12.02.2011 - 00:08 | Son Güncellenme:
Haber: Yasemin Bay
İstanbul Büyükşehir Belediyesi Kültür A.Ş., ‘İstanbul’un Yüzleri’ serisinin yeni kitabında bu kez İstanbul’un filmlerini ortaya seriyor. ‘İstanbul’un 100 Filmi’ adlı kitap İstanbul’un uzak/yakın geçmişini, bugününü ustalıkla sinema perdesine yansıtan yönetmenlerin filmlerini bir araya getiriyor; böylelikle İstanbul envanterine yeni bir kayıt düşülüyor. İstanbul’un kişisel tarihinin izdüşümü olarak nitelendirebileceğimiz bu filmlerde kâh Galata Köprüsü kâh Boğaz’ı fon olarak izliyoruz.

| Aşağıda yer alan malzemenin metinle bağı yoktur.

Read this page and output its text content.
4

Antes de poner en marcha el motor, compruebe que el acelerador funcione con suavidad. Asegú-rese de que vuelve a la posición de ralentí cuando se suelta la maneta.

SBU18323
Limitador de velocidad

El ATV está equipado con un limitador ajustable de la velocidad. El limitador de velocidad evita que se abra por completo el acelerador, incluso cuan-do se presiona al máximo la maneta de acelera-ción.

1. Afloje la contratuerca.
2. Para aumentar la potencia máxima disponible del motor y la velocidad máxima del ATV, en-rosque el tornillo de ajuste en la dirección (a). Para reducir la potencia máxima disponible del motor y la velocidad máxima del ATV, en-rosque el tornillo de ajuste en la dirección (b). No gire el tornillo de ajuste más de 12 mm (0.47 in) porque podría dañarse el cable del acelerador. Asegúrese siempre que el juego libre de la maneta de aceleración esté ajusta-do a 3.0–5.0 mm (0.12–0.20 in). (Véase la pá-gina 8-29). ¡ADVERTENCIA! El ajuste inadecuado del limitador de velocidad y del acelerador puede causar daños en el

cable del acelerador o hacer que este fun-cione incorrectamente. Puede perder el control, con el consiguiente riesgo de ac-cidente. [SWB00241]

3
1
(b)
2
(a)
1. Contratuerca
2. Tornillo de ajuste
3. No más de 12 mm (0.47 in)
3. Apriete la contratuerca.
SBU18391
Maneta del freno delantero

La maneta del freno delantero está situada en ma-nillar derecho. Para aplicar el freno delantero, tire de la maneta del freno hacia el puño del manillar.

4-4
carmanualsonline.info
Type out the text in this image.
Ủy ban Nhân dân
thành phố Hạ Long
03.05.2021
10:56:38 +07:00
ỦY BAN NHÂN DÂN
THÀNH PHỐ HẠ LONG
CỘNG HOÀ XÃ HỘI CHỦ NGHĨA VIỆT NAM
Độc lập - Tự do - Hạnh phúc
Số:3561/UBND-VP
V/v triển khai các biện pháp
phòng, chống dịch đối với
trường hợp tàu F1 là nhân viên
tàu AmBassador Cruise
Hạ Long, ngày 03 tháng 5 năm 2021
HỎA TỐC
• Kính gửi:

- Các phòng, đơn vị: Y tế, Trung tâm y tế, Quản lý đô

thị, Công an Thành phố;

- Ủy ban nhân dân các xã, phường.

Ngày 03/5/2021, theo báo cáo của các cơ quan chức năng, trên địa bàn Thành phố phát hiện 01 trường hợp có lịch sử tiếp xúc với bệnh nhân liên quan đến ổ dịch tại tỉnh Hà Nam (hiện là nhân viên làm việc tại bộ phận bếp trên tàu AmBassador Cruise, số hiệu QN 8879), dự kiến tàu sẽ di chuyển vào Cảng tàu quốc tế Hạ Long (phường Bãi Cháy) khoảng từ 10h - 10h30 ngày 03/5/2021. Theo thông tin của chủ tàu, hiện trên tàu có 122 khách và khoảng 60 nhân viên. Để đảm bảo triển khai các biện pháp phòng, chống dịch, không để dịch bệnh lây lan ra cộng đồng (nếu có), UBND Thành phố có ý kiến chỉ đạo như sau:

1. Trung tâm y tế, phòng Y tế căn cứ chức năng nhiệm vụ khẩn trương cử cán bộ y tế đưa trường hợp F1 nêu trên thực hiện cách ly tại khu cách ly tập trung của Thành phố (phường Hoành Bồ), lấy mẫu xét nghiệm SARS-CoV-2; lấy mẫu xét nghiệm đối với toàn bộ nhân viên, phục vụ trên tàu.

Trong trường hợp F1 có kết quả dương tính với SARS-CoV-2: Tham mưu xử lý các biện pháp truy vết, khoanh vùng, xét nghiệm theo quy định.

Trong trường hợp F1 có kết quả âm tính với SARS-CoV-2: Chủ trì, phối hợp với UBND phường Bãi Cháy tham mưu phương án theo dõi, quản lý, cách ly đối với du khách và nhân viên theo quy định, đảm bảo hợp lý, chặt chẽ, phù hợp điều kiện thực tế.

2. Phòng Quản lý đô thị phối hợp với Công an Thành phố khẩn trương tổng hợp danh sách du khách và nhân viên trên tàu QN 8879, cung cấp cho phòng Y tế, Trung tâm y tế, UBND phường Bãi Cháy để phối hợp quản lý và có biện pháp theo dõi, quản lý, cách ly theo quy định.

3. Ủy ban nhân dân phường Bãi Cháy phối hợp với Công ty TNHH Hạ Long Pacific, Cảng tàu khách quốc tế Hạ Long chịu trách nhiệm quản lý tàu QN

Kitabı yayıma hazırlayan Semra Kır, “Fuat Uzkınay’ın 1914 tarihli ‘Ayastefanos’taki Rus Abidesinin Yıkılışı’ adlı yapıtıyla başlayıp günümüze kadar uzanan Türk sinema serüveninde İstanbul sayısız kareyle yansıtılmıştır. Sadece bir tarihi yapı, bir sokak değil oyuncuların ya da onların arkasında kameraya takılan insanların duruşları, konuşmaları, tepkileriyle arka planda bir bir gördüğümüz İstanbul manzaraları fark edebilen izleyicinin gözünde zengin bir arşiv vesikasına döner. Bu haliyle İstanbul filmleri, kimi zaman bir belgesel niteliği kazanırken kimi zaman da nostaljik bir albüm halini alır” diyor. Kitap için yapılan seçkideyse özellikle İstanbul’u en iyi temsil ettiğini düşündükleri filmlere yer verdiklerini belirtiyor.

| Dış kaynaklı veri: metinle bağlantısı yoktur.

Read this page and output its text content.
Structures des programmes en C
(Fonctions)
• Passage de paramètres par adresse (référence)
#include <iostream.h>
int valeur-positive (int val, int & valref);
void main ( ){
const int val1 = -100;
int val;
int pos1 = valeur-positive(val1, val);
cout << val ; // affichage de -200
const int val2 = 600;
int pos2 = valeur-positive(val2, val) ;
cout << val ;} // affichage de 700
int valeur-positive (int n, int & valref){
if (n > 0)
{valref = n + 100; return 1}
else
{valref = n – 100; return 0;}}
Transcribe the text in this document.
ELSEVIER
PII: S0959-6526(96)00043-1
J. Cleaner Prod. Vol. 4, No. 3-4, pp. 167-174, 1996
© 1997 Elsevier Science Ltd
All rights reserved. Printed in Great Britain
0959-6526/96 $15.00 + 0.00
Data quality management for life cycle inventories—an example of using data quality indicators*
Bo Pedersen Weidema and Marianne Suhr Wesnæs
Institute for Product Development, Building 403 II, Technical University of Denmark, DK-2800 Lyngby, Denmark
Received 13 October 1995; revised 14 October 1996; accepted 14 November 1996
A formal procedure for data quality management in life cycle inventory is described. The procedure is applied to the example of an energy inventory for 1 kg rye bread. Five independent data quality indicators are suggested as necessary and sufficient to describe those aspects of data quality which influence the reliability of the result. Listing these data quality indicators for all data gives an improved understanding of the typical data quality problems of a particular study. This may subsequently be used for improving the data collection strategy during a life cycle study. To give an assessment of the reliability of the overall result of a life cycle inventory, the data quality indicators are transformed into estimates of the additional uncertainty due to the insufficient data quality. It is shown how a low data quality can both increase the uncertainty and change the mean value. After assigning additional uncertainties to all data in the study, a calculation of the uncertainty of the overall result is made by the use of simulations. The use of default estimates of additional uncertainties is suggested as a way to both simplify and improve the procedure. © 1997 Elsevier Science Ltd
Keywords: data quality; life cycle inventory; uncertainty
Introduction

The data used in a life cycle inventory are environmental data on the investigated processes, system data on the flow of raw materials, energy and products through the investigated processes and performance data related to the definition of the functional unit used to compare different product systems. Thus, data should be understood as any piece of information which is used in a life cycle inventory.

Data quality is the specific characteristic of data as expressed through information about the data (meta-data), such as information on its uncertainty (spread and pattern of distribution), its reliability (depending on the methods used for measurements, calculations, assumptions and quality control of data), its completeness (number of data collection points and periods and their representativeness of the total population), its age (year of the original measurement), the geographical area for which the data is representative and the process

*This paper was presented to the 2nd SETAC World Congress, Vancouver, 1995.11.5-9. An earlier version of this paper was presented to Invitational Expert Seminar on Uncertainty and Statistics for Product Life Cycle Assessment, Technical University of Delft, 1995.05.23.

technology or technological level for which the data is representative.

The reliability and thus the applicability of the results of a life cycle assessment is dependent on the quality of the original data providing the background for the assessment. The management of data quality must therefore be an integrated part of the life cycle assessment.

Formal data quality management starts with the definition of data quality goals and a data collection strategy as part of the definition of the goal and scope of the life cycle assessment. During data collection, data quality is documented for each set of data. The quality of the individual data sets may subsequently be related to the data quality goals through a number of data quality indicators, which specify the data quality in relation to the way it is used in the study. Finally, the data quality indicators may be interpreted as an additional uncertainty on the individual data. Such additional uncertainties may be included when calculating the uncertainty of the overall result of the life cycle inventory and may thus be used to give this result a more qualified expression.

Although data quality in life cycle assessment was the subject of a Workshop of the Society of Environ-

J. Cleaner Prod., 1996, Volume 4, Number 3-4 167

Rumeli Hisarı’ndan Eminönü’ne
Kitap Muhsin Ertuğrul’un ‘Bir Millet Uyanıyor’ adlı filmiyle açılıyor. Filmin bazı sahnelerinde Erenköy Ethem Efendi Caddesi’ndeki bir Osmanlı paşası olan Mehmet Ali Bengü’nün köşkünü görüyoruz. Rumeli Hisarı, Aşiyan ve Boğaz’da gerçekleşen dış mekan çekimlerinde İstanbul’un tüm güzelliğiyle karşımıza çıktığı ‘Yılmaz Ali’ (Yönetmen: Faruk Kenç), 1952 yılının Haliç’ini, Süleymaniye, Beyazıt Meydanı’nı, Kapalıçarşı’yı gördüğümüz ‘Kanun Namına’ (Ömer Lütfi Akad), günümüze kıyasla tenhalığıyla dikkat çeken Taksim Meydanı’yla ‘Şoför Nebahat’ (Metin Erksan), İstanbul’un eski mahalle havasını taşıyan ‘Kırık Çanaklar’ (Memduh Ün) eşliğinde kentin geçmişine uzanıyoruz. Kitaptaki 100 film sadece geçmişe odaklanmış değil. Günümüze dair örnekler de yer alıyor: Mesela Galata semtini ana mekan olarak alan ‘Uzak İhtimal’, Eminönü’nü hiç olmadığı kadar sakin gösteren ‘Üç Maymun’, Topkapı Sarayı, Haseki Külliyesi, Galata Mevlevihanesi gibi tarihi yapılarda geçen ‘Dinle Neyden’, İstanbul’un pek çok semtinin kullanıldığı ‘Anlat İstanbul’, havadan çekilen görüntülerle tam bir İstanbul şöleni yaşatan ‘Organize İşler’...
Sadece Türk filmleri yer almıyor bu kitapta. François Dupeyron’un yönettiği ve başrolünde Ömer Şerif’in yer aldığı ‘İbrahim Bey ve Kuran’ın Çiçekleri’, son sahnelerinde İstanbul karşımıza çıkıyor. Charles Winkler’ın hem yabancı hem Türkiye’den oyuncularla çalıştığı ‘The Net 2.0’ın tamamı ise İstanbul’da geçiyor. Tedyy Chan’ın yönettiği ‘Altın Yumruk İstanbul’da’ adlı filmde kahramanının kız arkadaşıyla İstanbul’un tarihi mekanlarında buluştuğunu görüyoruz. Sidney Lumet’in Agatha Christie‘nin romanında uyarladığı ‘Şark Ekspresinde Cinayet’ de unutulmamış.
Her bir film hem künyeleri hem de konularıyla ele alınırken görsellik de unutulmuyor. Filmden fotoğraflara, afişlere yer veriliyor. Ayrıca her bir filmin İstanbul’da hangi mekanlarda geçtiği, kenti nasıl ele aldığı da anlatılıyor.